La singularidad del fenómeno dejó perplejos a los porteños, sobre todo aquellos que vieron sus efectos sobre la Plaza de Mayo u otros paseos. Pero no hubo problemas de importancia para la salud, salvo ligeras irritaciones en los ojos o en la garganta. En cambio, se vio muy obstaculizado el normal desplazamiento de los trenes.
Peor, obviamente, les fue a residentes de lugares próximos a las erupciones, como las ciudades mendocinas de Malargüe y San Rafael, en las que la irrupción de gases de azufre hacía dificultosa la respiración. Se suspendieron las actividades comerciales y, en algún momento, se pensó la posibilidad de evacuación.
Algo similar ocurrió del lado chileno, en donde además se produjeron escenas de pánico porque la ceniza estuvo acompañada por una seguidilla de temblores (se los registró aquí, en Villa Ortúzar) que sacudieron al menos una decena de localidades, incluyendo Santiago.
Beneficios o perjuicios
Otros especialistas polemizaron sobre si la lluvia de ceniza ocasionaría o no perjuicios a los cultivos y el ganado.
Hubo quien dijo que sí y quien no sólo lo negó, sino que destacó exactamente lo contrario, es decir, que el fenómeno era "sumamente beneficioso" para la tierra, por su capacidad para abonarla.
Finalmente, el ministro de Agricultura, Antonio de Tomaso, difundió un informe científico más bien salomónico al señalar que la presencia de potasa en la ceniza -además de sílice, alúmina y otros elementos-, "sería útil para la tierra, pero no en lo inmediato por estar en forma insoluble. Por el mismo motivo, el polvo caído no puede tener efectos sobre plantas y animales".
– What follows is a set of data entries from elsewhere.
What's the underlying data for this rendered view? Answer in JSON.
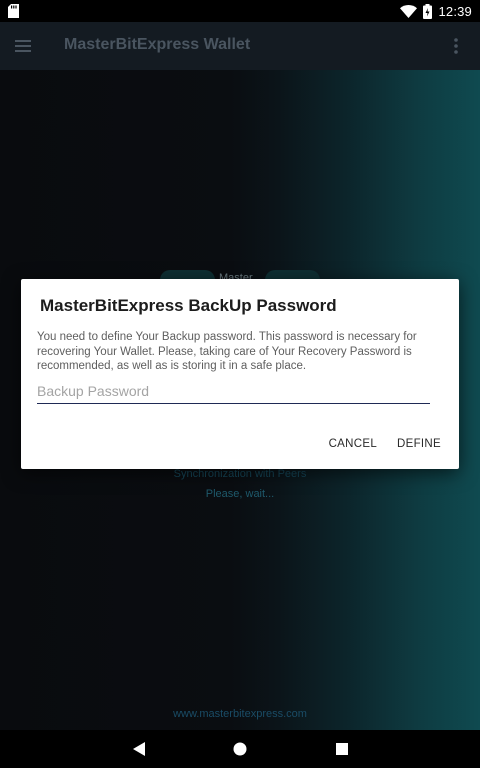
{
  "status_bar": {
    "time": "12:39",
    "icons": [
      "sd-card-icon",
      "wifi-icon",
      "battery-icon"
    ]
  },
  "app_bar": {
    "title": "MasterBitExpress Wallet",
    "icons": [
      "menu-icon",
      "overflow-menu-icon"
    ]
  },
  "background": {
    "partial_label": "Master",
    "sync_text": "Synchronization with Peers",
    "wait_text": "Please, wait...",
    "footer_link": "www.masterbitexpress.com"
  },
  "dialog": {
    "title": "MasterBitExpress BackUp Password",
    "message": "You need to define Your Backup password. This password is necessary for recovering Your Wallet. Please, taking care of Your Recovery Password is recommended, as well as is storing it in a safe place.",
    "input": {
      "value": "",
      "placeholder": "Backup Password"
    },
    "cancel_label": "CANCEL",
    "define_label": "DEFINE"
  },
  "nav_bar": {
    "icons": [
      "back-icon",
      "home-icon",
      "recents-icon"
    ]
  },
  "colors": {
    "app_bar": "#141b22",
    "title_text": "#4a5560",
    "input_underline": "#1f2a55",
    "teal_edge": "#0f4a50"
  }
}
La señora Blanca Consigliere de Sticco tiene unos muy lúcidos 91 años. Contaba 22 cuando llovió ceniza, y vivía en Banfield. Comentó que el polvo cubría incluso los muebles. "Producía irritaciones y estornudos", dice. Duró tres días, recuerda, "y después pasó y aclaró, y todo volvió a ser normal. Pero no he olvidado esa rareza que al principio nadie podía explicar".
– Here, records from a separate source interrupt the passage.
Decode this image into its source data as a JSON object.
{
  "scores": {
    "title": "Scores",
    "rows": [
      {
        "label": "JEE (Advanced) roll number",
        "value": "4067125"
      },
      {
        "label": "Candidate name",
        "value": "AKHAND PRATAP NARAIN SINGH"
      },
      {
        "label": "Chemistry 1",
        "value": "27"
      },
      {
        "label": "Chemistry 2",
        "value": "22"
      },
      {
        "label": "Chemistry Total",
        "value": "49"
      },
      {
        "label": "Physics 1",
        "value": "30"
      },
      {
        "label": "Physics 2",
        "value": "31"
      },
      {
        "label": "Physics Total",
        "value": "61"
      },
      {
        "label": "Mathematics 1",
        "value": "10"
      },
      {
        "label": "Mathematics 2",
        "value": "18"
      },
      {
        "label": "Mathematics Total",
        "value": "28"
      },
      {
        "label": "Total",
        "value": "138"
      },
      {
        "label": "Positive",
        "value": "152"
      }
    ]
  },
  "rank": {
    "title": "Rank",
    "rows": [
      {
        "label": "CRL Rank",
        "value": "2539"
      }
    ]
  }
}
Máximo Martínez acababa de festejar su 10° cumpleaños, en su casa de Mariano Acha y Quesada, Villa Urquiza.
En reemplazo del puloil
En su evocación surge una curiosidad: "Lo que mejor recuerdo es que mi madre me pedía que fuera al techo o a la calle a juntar la ceniza. También se la recogía de los techos de los trenes que llegaban desde el Norte. ¿Sabe por qué? Porque servía para limpiar ollas, sartenes, medallas o cualquier cosa metálica. El puloil se vendía suelto, entonces, a 5 centavos el medio kilo. Así que fue un regalo del cielo. No tuvimos necesidad de comprarlo durante varios meses".